Good Fed policy is "the biggest part of the story," says David Wyss, chief economist of Standard & Poor's DRI, an economic consulting firm in Lexington, Mass. "The best thing President Clinton has done for the economy is to reappoint Alan Greenspan twice." (Greenspan, a Republican, was first given his job by President Reagan in 1987.)
Economists appreciate Greenspan's leadership of the Fed because it kept interest rates relatively low in the 1990-'91 recession and during the slow recovery that followed at first. Then the Fed avoided any major damage to the US economy by holding rates steady during the Asian financial crisis in 1997 and lowering them after Russia's devaluation of the ruble in 1998.
Once the crisis was past, the Fed started to raise interest rates to deter possible inflation.
But it didn't slam on the monetary brakes to satisfy those economists who believed 6 percent unemployment was necessary to prevent greater inflation. The Fed let unemployment sink to 4 percent without slowing the economy.
"Greenspan didn't panic," says Susan Hancock, chief economist of Prudential Economics, Newark, N.J. "He was willing to experiment."
Digging out from the '70s
Former Federal Reserve chief Paul Volcker gets praised by economists for stopping the double-digit inflation of the late 1970s - though with a severe recession.
"It takes a long, long time to fix the kind of problems the US was having in the 1970s," says Brian Wesbury, chief economist at Griffin, Kubik, Stephens & Thompson Inc., a Chicago brokerage house. "You can't fix it in three years."
President Ronald Reagan is also lauded for slashing the extremely high marginal tax rates of upper-income people - the percentage of their last dollars earned paid in taxes - during his first term. Such high rates impede hard work, many economists maintain.
The Tax Reform Act of 1986, passed with a bipartisan vote, is commended for eliminating a host of tax loopholes that cause business inefficiencies. This move "broadened the tax base" - made more income subject to taxation, though at a lower rate.
The switch of the federal budget from huge deficits to large surpluses also gets acclaim from economists.
"A minor part of the story," says Mr. Wyss. But others are more generous in estimating its contribution to prosperity.
The deficit first got seriously tackled with the Omnibus Budget Reconciliation Act of 1990. It introduced credible caps on discretionary spending and raised tax revenues. President Bush was in the White House and thereby violated his "Read my lips" campaign pledge of no tax increases.
Another factor in turning around the budget picture was the tax hike pushed through Congress by President Clinton in 1993. The measure took back a bit of the marginal-tax cuts of Reagan and raised gasoline taxes 4.3 cents a gallon.
But it didn't damage the recovery. And the following lower interest rates stimulated business investment.
Chris Varvares, an economist with Macroeconomic Advisers, a consulting firm in St. Louis. figures the White House's economic advisers at the time - Leon Panetta, Alan Blinder, and Alice Rivlin - should get some credit for persuading Clinton to tone down his spending plans and tackling the deficit.

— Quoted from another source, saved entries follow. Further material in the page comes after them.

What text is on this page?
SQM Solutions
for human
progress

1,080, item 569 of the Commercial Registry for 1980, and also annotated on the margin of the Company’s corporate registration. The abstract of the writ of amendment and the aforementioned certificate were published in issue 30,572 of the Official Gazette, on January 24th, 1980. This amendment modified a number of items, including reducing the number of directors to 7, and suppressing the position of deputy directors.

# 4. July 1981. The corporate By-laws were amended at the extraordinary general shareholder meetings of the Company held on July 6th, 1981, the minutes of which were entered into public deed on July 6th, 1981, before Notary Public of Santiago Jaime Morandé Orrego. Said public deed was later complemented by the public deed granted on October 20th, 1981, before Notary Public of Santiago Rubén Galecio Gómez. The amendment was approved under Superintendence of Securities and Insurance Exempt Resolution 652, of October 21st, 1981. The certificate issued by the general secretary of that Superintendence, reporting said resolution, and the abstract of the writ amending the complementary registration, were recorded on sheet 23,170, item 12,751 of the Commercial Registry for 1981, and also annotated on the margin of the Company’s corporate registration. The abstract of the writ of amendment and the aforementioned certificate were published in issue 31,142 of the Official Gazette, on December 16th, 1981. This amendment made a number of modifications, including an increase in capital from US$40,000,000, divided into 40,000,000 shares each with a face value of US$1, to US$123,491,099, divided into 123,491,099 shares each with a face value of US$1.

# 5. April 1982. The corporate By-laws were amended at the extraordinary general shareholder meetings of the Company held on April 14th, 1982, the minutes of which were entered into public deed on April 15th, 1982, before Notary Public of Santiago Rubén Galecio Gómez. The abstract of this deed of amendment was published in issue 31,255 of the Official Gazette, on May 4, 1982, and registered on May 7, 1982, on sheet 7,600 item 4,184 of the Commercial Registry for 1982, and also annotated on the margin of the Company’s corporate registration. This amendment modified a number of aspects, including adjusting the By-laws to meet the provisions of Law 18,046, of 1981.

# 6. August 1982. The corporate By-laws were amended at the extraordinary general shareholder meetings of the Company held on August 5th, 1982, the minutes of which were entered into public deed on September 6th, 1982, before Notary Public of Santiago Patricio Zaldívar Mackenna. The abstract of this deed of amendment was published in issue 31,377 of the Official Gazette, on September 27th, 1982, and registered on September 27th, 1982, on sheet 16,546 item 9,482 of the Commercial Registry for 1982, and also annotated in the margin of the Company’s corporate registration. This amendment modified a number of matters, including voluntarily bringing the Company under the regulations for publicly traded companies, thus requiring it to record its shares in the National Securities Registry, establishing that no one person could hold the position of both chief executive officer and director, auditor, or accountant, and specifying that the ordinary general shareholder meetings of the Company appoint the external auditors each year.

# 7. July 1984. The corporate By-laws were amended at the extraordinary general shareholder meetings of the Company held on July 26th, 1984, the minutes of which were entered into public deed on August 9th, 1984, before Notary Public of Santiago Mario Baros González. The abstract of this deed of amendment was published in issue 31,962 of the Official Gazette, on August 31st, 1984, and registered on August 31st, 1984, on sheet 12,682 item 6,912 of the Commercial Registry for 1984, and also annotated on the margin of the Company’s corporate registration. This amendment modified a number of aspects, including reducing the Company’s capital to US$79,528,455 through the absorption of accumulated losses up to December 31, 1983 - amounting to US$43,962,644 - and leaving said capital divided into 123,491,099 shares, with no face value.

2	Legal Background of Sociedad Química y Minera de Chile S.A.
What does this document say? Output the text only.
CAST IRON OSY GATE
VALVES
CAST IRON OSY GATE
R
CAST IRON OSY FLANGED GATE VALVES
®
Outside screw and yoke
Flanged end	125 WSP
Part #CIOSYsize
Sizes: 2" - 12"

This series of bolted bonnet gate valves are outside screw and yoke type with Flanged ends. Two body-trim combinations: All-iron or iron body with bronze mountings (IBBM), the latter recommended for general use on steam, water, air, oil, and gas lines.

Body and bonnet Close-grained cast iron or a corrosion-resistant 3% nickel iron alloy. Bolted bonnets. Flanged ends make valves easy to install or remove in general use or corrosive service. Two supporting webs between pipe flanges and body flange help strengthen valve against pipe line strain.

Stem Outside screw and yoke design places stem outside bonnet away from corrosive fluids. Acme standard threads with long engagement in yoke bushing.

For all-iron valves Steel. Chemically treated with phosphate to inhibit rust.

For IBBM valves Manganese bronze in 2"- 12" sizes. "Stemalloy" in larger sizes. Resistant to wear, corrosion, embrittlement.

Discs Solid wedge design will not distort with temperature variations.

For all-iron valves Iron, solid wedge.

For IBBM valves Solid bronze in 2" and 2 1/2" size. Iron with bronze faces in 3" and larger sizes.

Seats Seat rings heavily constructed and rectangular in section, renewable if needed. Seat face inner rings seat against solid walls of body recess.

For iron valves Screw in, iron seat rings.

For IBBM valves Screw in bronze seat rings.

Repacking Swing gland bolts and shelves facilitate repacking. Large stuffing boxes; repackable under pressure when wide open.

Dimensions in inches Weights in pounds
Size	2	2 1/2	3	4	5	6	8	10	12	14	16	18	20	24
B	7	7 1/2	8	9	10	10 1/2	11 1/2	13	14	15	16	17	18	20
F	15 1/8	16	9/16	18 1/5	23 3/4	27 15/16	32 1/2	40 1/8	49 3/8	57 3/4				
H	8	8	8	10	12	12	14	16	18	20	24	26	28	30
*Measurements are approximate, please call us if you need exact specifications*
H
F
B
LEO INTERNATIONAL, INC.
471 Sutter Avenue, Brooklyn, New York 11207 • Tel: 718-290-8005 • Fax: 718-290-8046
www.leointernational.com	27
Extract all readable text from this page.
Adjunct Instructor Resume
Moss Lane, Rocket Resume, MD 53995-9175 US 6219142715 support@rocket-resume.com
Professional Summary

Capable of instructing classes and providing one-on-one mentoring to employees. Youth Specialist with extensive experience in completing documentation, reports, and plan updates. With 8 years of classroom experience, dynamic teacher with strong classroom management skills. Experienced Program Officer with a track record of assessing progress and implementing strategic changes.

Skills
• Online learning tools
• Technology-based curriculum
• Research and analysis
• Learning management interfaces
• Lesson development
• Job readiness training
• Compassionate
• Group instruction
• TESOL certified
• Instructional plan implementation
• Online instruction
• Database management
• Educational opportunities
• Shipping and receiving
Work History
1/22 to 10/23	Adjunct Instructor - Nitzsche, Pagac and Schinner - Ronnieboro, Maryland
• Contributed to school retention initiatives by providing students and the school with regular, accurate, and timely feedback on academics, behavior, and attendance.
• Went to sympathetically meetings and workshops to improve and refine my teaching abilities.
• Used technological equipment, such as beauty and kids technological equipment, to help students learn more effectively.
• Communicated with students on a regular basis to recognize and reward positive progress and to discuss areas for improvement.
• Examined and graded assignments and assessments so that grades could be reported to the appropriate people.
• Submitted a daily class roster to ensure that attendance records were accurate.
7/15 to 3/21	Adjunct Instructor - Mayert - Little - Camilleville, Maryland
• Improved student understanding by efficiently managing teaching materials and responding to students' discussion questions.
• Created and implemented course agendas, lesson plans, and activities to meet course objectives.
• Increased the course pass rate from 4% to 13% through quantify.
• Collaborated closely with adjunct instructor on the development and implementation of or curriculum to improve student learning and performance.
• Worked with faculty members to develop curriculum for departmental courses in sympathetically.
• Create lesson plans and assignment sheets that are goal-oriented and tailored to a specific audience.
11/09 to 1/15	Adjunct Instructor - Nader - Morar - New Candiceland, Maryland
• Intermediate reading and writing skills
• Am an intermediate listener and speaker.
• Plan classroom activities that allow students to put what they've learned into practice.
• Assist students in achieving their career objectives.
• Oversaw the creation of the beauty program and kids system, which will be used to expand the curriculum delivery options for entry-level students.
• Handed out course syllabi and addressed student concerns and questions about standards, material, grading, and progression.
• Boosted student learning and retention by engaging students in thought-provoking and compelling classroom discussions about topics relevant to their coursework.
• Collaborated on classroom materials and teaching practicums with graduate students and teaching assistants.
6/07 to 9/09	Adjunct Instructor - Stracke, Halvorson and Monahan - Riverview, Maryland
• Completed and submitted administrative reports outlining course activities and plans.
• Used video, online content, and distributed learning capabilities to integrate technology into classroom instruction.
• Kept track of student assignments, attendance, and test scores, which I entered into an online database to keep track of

Other elements economists credit for supporting the bustling economy include:
*New technologies, introduced or developed by Bill Gates of Microsoft, Steve Jobs of Apple, and other entrepreneurs brought into being the thriving "New Economy" with the Internet and cheaper telecommunications. Computerization of business also helped raise productivity.
*The crisis in the savings-and-loan industry was overcome.
*Globalization kept costs and inflation down. The North American Free Trade Agreement opened up and expanded business with Mexico and Canada.
*Many restrictions on the financial industry were removed.
Wyss also sees some benefit from the semi-stalemate arising from a Republican-controlled Congress and a Democratic president. Exaggerating somewhat, he says, "Washington didn't do anything. By in large, the best thing the politicians have done is keep their hands off the economy."